Veja o trailer do filme Estrelas além do tempo

Estrelas além do tempo

Estrelas além do tempo

Livre Drama Biografia Duração: 2h 7min

Sobre o que é Estrelas Além do Tempo

Em 1961, a corrida espacial entre EUA e União Soviética é o assunto mais urgente da América. Mas dentro da NASA, três funcionárias negras vivem uma corrida paralela: provar que sabem fazer conta melhor que qualquer engenheiro branco.

Katherine Johnson, Dorothy Vaughan e Mary Jackson calculam trajetórias, programam computadores de parede e desmontam regras raciais uma a uma. Tudo isso entre copos de café, banheiros segregados e reuniões em que ninguém as deixa falar.

O diretor Theodore Melfi transforma essa história real em um drama ágil, com direito a humor, tensão e aquela pontuação emocional que faz o público rir e chorar no mesmo intervalo de cinco minutos. Para quem curte biografia bem contada, é um prato cheio.

Quando estreou e por que ainda importa

Estrelas Além do Tempo chegou aos cinemas brasileiros em 2 de fevereiro de 2017, com distribuição da 20th Century Fox. O filme custou cerca de 25 milhões de dólares e retornou mais de 230 milhões em bilheteria mundial, um resultado excelente para um drama sem super-herói nem efeitos de explosão.

Foi indicado a três Oscars: Melhor Filme, Melhor Atriz Coadjuvante (Octavia Spencer) e Melhor Roteiro Adaptado. Saiu sem estatueta, mas consolidou Taraji P. Henson, Octavia Spencer e Janelle Monáe como um trio que o público não esquece.

Quase dez anos depois, segue sendo citado em listas sobre cinema negro, corrida espacial e protagonismo feminino. Entrou para o calendário de aulas de história, cineclubes e sessões especiais em escolas. Não é modismo: é um filme que envelhece bem porque o tema continua atual.

Vale o ingresso? Nossa análise honesta

Ponto alto: o trio central funciona como um relógio bem acertado. Taraji, Octavia e Janelle têm química imediata, e o roteiro dá espaço para cada uma brilhar em sua própria frente de batalha — matemática, programação e engenharia.

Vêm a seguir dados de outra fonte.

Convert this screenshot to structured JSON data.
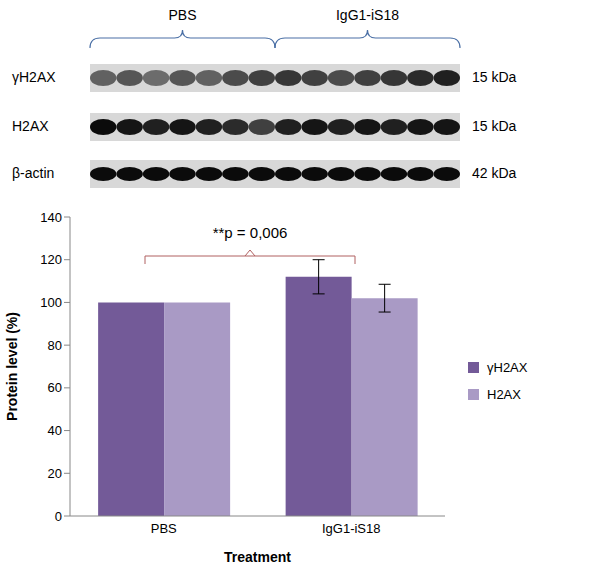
{
  "blot": {
    "groups": [
      "PBS",
      "IgG1-iS18"
    ],
    "rows": [
      {
        "label": "γH2AX",
        "size": "15 kDa"
      },
      {
        "label": "H2AX",
        "size": "15 kDa"
      },
      {
        "label": "β-actin",
        "size": "42 kDa"
      }
    ]
  },
  "chart_data": {
    "type": "bar",
    "categories": [
      "PBS",
      "IgG1-iS18"
    ],
    "series": [
      {
        "name": "γH2AX",
        "color": "#735a98",
        "values": [
          100,
          112
        ],
        "errors": [
          0,
          8
        ]
      },
      {
        "name": "H2AX",
        "color": "#a99ac5",
        "values": [
          100,
          102
        ],
        "errors": [
          0,
          6.5
        ]
      }
    ],
    "xlabel": "Treatment",
    "ylabel": "Protein level (%)",
    "ylim": [
      0,
      140
    ],
    "yticks": [
      0,
      20,
      40,
      60,
      80,
      100,
      120,
      140
    ],
    "annotation": "**p = 0,006",
    "legend": "right",
    "grid": false
  }
}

Ponto alto: a direção usa bem o contraste entre o visual colorido e leve do filme e a gravidade do racismo institucional. Não cai no panfleto, mesmo quando o tema exige contundência.

Ponto fraco: a simplificação histórica é real. Alguns personagens brancos, como o vivido por Kevin Costner, funcionam quase como aliados didáticos, o que ameniza o peso do racismo vivido pelas protagonistas na vida real.

Ponto fraco: o terceiro ato acelera demais resoluções que pediam mais tempo de tela. A sensação é de que alguns conflitos ficam pelo caminho para caber no formato de 127 minutos.

Curiosidades dos bastidores

  • Janelle Monáe quase recusou o papel de Mary Jackson por se considerar mais cantora do que atriz — foi convencida pelo próprio diretor Theodore Melfi.
  • Kirsten Dunst interpreta Vivian Mitchell, uma chefe racista inspirada em figuras reais da NASA, e disse nos bastidores que precisou pesquisar bastante para entender o ponto de vista da personagem.
  • O cálculo que Katherine Johnson faz à mão no filme foi resolvido com ajuda de astronautas e consultores da NASA, que revisaram a matemática usada nas cenas para garantir fidelidade histórica.

Perguntas frequentes sobre Estrelas Além do Tempo

Estrelas Além do Tempo é baseado em uma história real?

Sim. O filme é inspirado no livro de Margot Lee Shetterly e retrata a vida real de Katherine Johnson, Dorothy Vaughan e Mary Jackson, funcionárias negras da NASA nos anos 60 que contribuíram decisivamente para o programa espacial americano.

Tem cena pós-créditos?

Não. O filme termina com uma cartela final explicando o que aconteceu com as três protagonistas após os eventos retratados, mas não há cena pós-créditos.

Estrelas Além do Tempo está no streaming?

Sim. O longa circulou por diferentes plataformas desde 2017 e segue aparecendo em catálogos rotativos de streaming, além de programações especiais em TVs por assinatura. Confirme a disponibilidade na grade de programação logo abaixo.

Pra quem é este filme:

  • Fãs de dramas inspiradores baseados em fatos reais, como O Estranho que Nós Amamos.
  • Quem gosta de narrativas sobre protagonismo feminino e história afro-americana fora dos clichês.
  • Interessados em cinema espacial e corrida pela Lua, que também curtem ficção científica de época.